Hypertension Detection with Machine Learning Classifiers Using PPG Signals
Authors :- Telangore, H., Sharma, M.
Publication :- Paradigm Shifts in Communication, Embedded Systems, Machine Learning, and Signal Processing. PCEMS 2024. Communications in Computer and Information Science, vol 2490. Springer, 2025.
Hypertension, a widespread and often asymptomatic cardio-vascular condition, poses a significant global health threat. Uncontrolled hypertension can lead to severe consequences, including heart attacks, strokes, kidney diseases, and heart failure. Early-stage detection of hypertension is paramount for several reasons. Firstly, the insidious nature of hypertension means individuals may be unaware of their condition until irreversible damage occurs. Secondly, early intervention allows for lifestyle modifications, medication, or other preventive measures to mitigate the progression of hypertension and reduce associated health risks.
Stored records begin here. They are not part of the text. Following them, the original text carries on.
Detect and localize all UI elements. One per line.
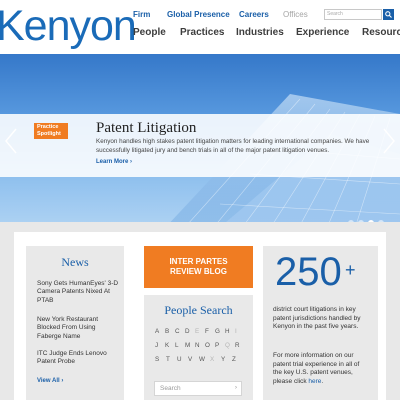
learn-more-link[interactable]: Learn More › [96, 159, 132, 165]
nav-experience[interactable]: Experience [296, 27, 362, 38]
letter-link-b[interactable]: B [165, 328, 175, 342]
utility-nav: Firm Global Presence Careers Offices [133, 10, 325, 19]
letter-link-j[interactable]: J [155, 342, 165, 356]
kenyon-logo[interactable]: Kenyon [0, 2, 137, 50]
people-search-input[interactable]: Search › [154, 381, 242, 396]
letter-link-t[interactable]: T [166, 356, 177, 370]
hero-carousel: Practice Spotlight Patent Litigation Ken… [0, 54, 400, 244]
letter-link-d[interactable]: D [185, 328, 195, 342]
alphabet-row: ABCDEFGHI [155, 328, 245, 342]
nav-people[interactable]: People [133, 27, 180, 38]
people-search-placeholder: Search [160, 385, 181, 392]
utility-link-global-presence[interactable]: Global Presence [167, 10, 239, 19]
stat-number: 250 [275, 250, 342, 294]
people-search-heading: People Search [164, 303, 233, 317]
stat-more-info: For more information on our patent trial… [273, 352, 369, 386]
stat-plus: + [345, 260, 356, 280]
letter-link-r[interactable]: R [235, 342, 245, 356]
nav-practices[interactable]: Practices [180, 27, 236, 38]
search-icon [385, 11, 392, 18]
letter-link-k[interactable]: K [165, 342, 175, 356]
stat-more-info-suffix: . [321, 377, 324, 385]
letter-link-x: X [210, 356, 215, 363]
utility-link-offices[interactable]: Offices [283, 10, 325, 19]
letter-link-p[interactable]: P [215, 342, 225, 356]
chevron-right-icon[interactable]: › [235, 384, 237, 391]
badge-line-1: Practice [37, 124, 59, 130]
alphabet-row: STUVWXYZ [155, 356, 245, 370]
news-heading: News [61, 255, 89, 269]
nav-industries[interactable]: Industries [236, 27, 296, 38]
stat-panel: 250 + district court litigations in key … [263, 246, 378, 400]
letter-link-s[interactable]: S [155, 356, 166, 370]
site-search-input[interactable]: Search [324, 9, 382, 20]
carousel-prev-icon[interactable] [4, 127, 18, 155]
hero-title: Patent Litigation [96, 120, 197, 136]
main-nav: People Practices Industries Experience R… [133, 27, 400, 38]
letter-link-v[interactable]: V [188, 356, 199, 370]
letter-link-y[interactable]: Y [221, 356, 232, 370]
utility-link-careers[interactable]: Careers [239, 10, 283, 19]
news-item[interactable]: New York Restaurant Blocked From Using F… [37, 316, 121, 341]
news-item[interactable]: ITC Judge Ends Lenovo Patent Probe [37, 350, 121, 367]
letter-link-a[interactable]: A [155, 328, 165, 342]
nav-resources[interactable]: Resources [362, 27, 400, 38]
news-view-all-link[interactable]: View All › [37, 378, 63, 384]
letter-link-c[interactable]: C [175, 328, 185, 342]
search-button[interactable] [383, 9, 394, 20]
utility-link-firm[interactable]: Firm [133, 10, 167, 19]
letter-link-h[interactable]: H [225, 328, 235, 342]
letter-link-q: Q [225, 342, 230, 349]
letter-link-l[interactable]: L [175, 342, 185, 356]
practice-spotlight-badge: Practice Spotlight [34, 123, 68, 139]
letter-link-g[interactable]: G [215, 328, 225, 342]
carousel-next-icon[interactable] [382, 127, 396, 155]
news-item[interactable]: Sony Gets HumanEyes' 3-D Camera Patents … [37, 280, 121, 305]
letter-link-o[interactable]: O [205, 342, 215, 356]
alphabet-row: JKLMNOPQR [155, 342, 245, 356]
news-panel: News Sony Gets HumanEyes' 3-D Camera Pat… [26, 246, 124, 400]
badge-line-2: Spotlight [37, 131, 61, 137]
stat-description: district court litigations in key patent… [273, 306, 361, 330]
blog-line-2: REVIEW BLOG [170, 267, 227, 276]
letter-link-u[interactable]: U [177, 356, 188, 370]
inter-partes-blog-button[interactable]: INTER PARTES REVIEW BLOG [144, 246, 253, 288]
letter-link-w[interactable]: W [199, 356, 210, 370]
letter-link-e: E [195, 328, 200, 335]
letter-link-i: I [235, 328, 237, 335]
blog-line-1: INTER PARTES [169, 257, 228, 266]
people-search-panel: People Search ABCDEFGHIJKLMNOPQRSTUVWXYZ… [144, 295, 253, 400]
letter-link-f[interactable]: F [205, 328, 215, 342]
letter-link-m[interactable]: M [185, 342, 195, 356]
hero-description: Kenyon handles high stakes patent litiga… [96, 138, 370, 154]
letter-link-z[interactable]: Z [232, 356, 243, 370]
alphabet-filter: ABCDEFGHIJKLMNOPQRSTUVWXYZ [155, 328, 245, 370]
letter-link-n[interactable]: N [195, 342, 205, 356]
stat-here-link[interactable]: here [308, 378, 321, 385]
Precise detection is imperative for effective intervention. This study is dedicated to utilizing machine learning classifiers to identify hypertension through the analysis of Photoplethysmography (PPG) signals. Leveraging the Wavelet scattering for feature extraction enables the capture of both temporal and frequency domain information. The dataset, obtained from Guilin People Hospital and Guilin University of Electronic Technology in China, encompasses a diverse array of physiological recordings that mirror various hypertensive conditions. Employing Wavelet Scattering, acknowledged for its discriminative feature extraction capabilities, enhances the analysis of PPG signals. Various machine learning classifiers are employed to recognize hypertensive patterns based on the extracted features. Notably, k-Nearest Neighbors (KNN) exhibits exceptional performance, achieving a classification report: Accuracy 99.3%, Precision 99.2%, Recall 99.2%, F1-score 99.2%. This research aspires to contribute to the expanding realm of non-invasive methodologies for hypertension detection. Through the utilization of advanced signal processing and machine learning techniques, we aim to elevate the precision and efficiency of hypertension diagnosis, addressing a pivotal aspect of global cardiovascular health, all while ensuring the integrity of original content.